Our findings suggest that supplementing the diet of Ukrainian Black and White (Holsteinised) dairy breed cows with Saponaria officinalis root during the dry period can improve colostrum quality without significantly affecting milk quality. Supplementation of cows’ diet enhances the total protein concentration and liver enzyme profile in their calves. Furthermore, it does not have adverse metabolic consequences in cows or their progeny. The colostrum of cows in the experimental group (E2) exhibited elevated amounts of UFAs, including advantageous acids such as C18:2n6c, C22:6n3, and CLA, along with a reduction in trans isomers, which could signify the hypolipidemic and antioxidant properties of the saponins.

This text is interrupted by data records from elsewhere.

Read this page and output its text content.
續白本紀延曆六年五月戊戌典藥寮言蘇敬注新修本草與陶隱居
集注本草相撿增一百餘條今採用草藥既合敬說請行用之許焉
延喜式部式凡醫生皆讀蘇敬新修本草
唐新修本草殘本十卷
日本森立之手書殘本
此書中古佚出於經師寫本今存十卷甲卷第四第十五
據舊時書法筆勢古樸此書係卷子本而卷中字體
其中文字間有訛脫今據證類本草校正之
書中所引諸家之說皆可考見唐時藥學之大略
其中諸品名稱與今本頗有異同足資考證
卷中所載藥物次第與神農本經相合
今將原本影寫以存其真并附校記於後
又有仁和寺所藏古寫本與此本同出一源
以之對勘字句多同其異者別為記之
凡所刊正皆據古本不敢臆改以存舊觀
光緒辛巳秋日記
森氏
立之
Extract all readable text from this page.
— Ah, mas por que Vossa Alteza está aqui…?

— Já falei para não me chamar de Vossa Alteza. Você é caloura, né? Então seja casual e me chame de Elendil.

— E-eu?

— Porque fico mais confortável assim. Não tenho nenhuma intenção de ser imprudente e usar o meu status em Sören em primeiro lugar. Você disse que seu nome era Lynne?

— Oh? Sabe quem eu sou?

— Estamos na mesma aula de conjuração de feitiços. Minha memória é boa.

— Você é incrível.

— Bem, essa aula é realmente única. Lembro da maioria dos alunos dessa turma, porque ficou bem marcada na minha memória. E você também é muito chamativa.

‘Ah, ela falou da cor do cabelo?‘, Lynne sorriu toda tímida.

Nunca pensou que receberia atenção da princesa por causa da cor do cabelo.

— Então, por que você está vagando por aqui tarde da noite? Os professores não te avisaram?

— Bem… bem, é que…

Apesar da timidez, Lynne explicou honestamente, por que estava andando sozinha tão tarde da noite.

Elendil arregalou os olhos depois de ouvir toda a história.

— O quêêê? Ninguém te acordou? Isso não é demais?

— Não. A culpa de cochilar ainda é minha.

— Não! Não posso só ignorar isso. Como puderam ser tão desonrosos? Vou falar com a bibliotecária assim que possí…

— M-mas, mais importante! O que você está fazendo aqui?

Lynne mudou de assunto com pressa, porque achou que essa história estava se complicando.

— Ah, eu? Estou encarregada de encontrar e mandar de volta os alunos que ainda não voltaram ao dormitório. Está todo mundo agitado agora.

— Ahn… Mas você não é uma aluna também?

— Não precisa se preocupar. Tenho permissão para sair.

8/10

Administration of Saponaria officinalis preparation, at doses of 20 g and 50 g per day, reduced SCC in cow’s milk, suggesting improved udder health and a prolonged anti-inflammatory action of the supplement. Based on our findings and the experimental conditions, we conclude that a dosage of 50 g provided more favourable results regarding animal health and milk parameters. Increasing the dosage above this threshold requires additional investigation, as supplementation occurs during the dry period, and elevated saponin levels may induce adverse consequences in pregnant cows. Furthermore, addressing the limitations described above via carefully designed research will be essential for turning saponins into reliable and widely used feed additives.